Coinvestasi Telegram Group Coinvestasi Telegaram Channel

Blockchain Kian Mengurangi Ketergantungan USD dalam Transaksi Perdagangan

febrian surya     Wednesday, August 19 2020

Tidak ada satu orang pun yang bisa menyangkal bahwa hingga saat ini USD masih menjadi salah satu mata uang terkuat di dunia. Hal ini bisa dibuktikan bahwa USD mendominasi perdagangan dunia seperti minyak bumi, emas, dan komoditas lainnya yang bertransaksi dengan satuan USD.

Bahkan, hal ini juga dialami oleh para pelancong yang sedang menikmati liburan di luar negeri. Di mana, pemegang USD sangat mudah untuk menukarkan mata uang tersebut ke valuta asing lainnya di money changer. Bukan hanya itu saja, USD juga disimpan sebagai cadangan devisa dari banyak negara di dunia, termasuk Indonesia.

Hal yang paling ditakutkan adalah USD banyak disimpan dan dikoleksi oleh investor valas, lalu menjualnya dengan harga yang tinggi. Ini menjadi salah satu penyebab utama yang mengakibatkan perekonomian Indonesia hancur pada 1997. Nilai rupiah saat itu terkoreksi sangat dalam akibat para spekulan memborong USD dalam jumlah yang banyak dan menjualnya dengan harga tinggi.

Namun, kini sejumlah negara mulai mengurangi ketergantungan USD, salah satunya adalah Tiongkok. Dengan semakin banyaknya perusahaan yang bergabung ke dalam platform blockchain dan bertransaksi dengan menggunakan mata uang fiat Yuan.

Hal ini sudah diterapkan oleh para penambang besar bijih besi yang menawarkan produknya ke perusahaan Tiongkok dengan bertransaksi jual-beli tanpa menggunakan mata uang USD. Penggunaan mata uang Yuan memang diharapkan oleh pemerintah Tiongkok untuk semakin banyak digunakan oleh para perusahaan asing dalam melakukan pembayaran. Oleh sebab itu, bank sentral Tiongkok meluncurkan digital Yuan sebagai solusi pembayaran digital secara global.

3 penambang bijih besi terbesar di dunia seperti Rio Tinto, Brasil Vale, dan BHP Group – telah menjalin perdagangan dengan perusahaan manufaktur baja Tiongkok dengan menggunakan Yuan.

Sejumlah penambang kecil bijih besi di pelabuhan Tiongkok juga telah sepakat melakukan perdagangan dengan menggunakan Yuan. Belum lagi, adanya penerbitan Letter of Credit (LoC) yang memungkinkan pembayaran dengan Yuan menjadi lebih cepat dibanding USD yang bisa memakan waktu waktu 5-10 hari menjadi 24 jam saja.

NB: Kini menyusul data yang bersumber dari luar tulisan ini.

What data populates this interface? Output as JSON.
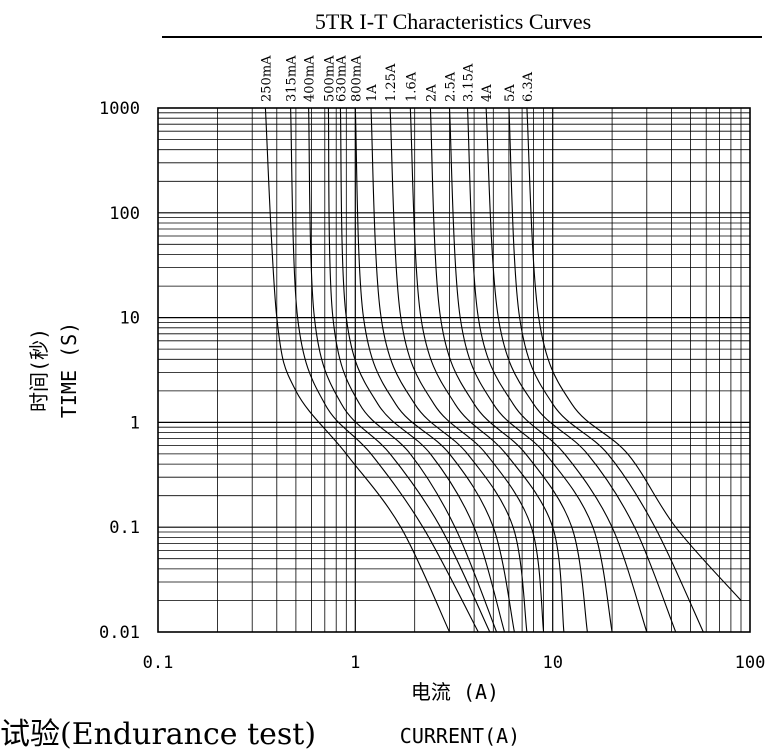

Menurut data World Steel, Tiongkok menjadi negara produsen baja terbesar di dunia dengan menyumbang produksi baja lebih dari 50% secara global pada tahun 2018, dan sebagai negara konsumen baja terbesar di dunia dengan menggunakan 48% dari total hasil output baja dunia pada 2018.

Dalam jangka panjang, mengurangi ketergantungan USD dengan menggunakan mata uang lokal untuk bertransaksi dengan tidak melibatkan USD akan membuat nilai tukar mata uang lokal meningkat dan akan menciptakan sistem ekonomi moneter yang bebas guncangan.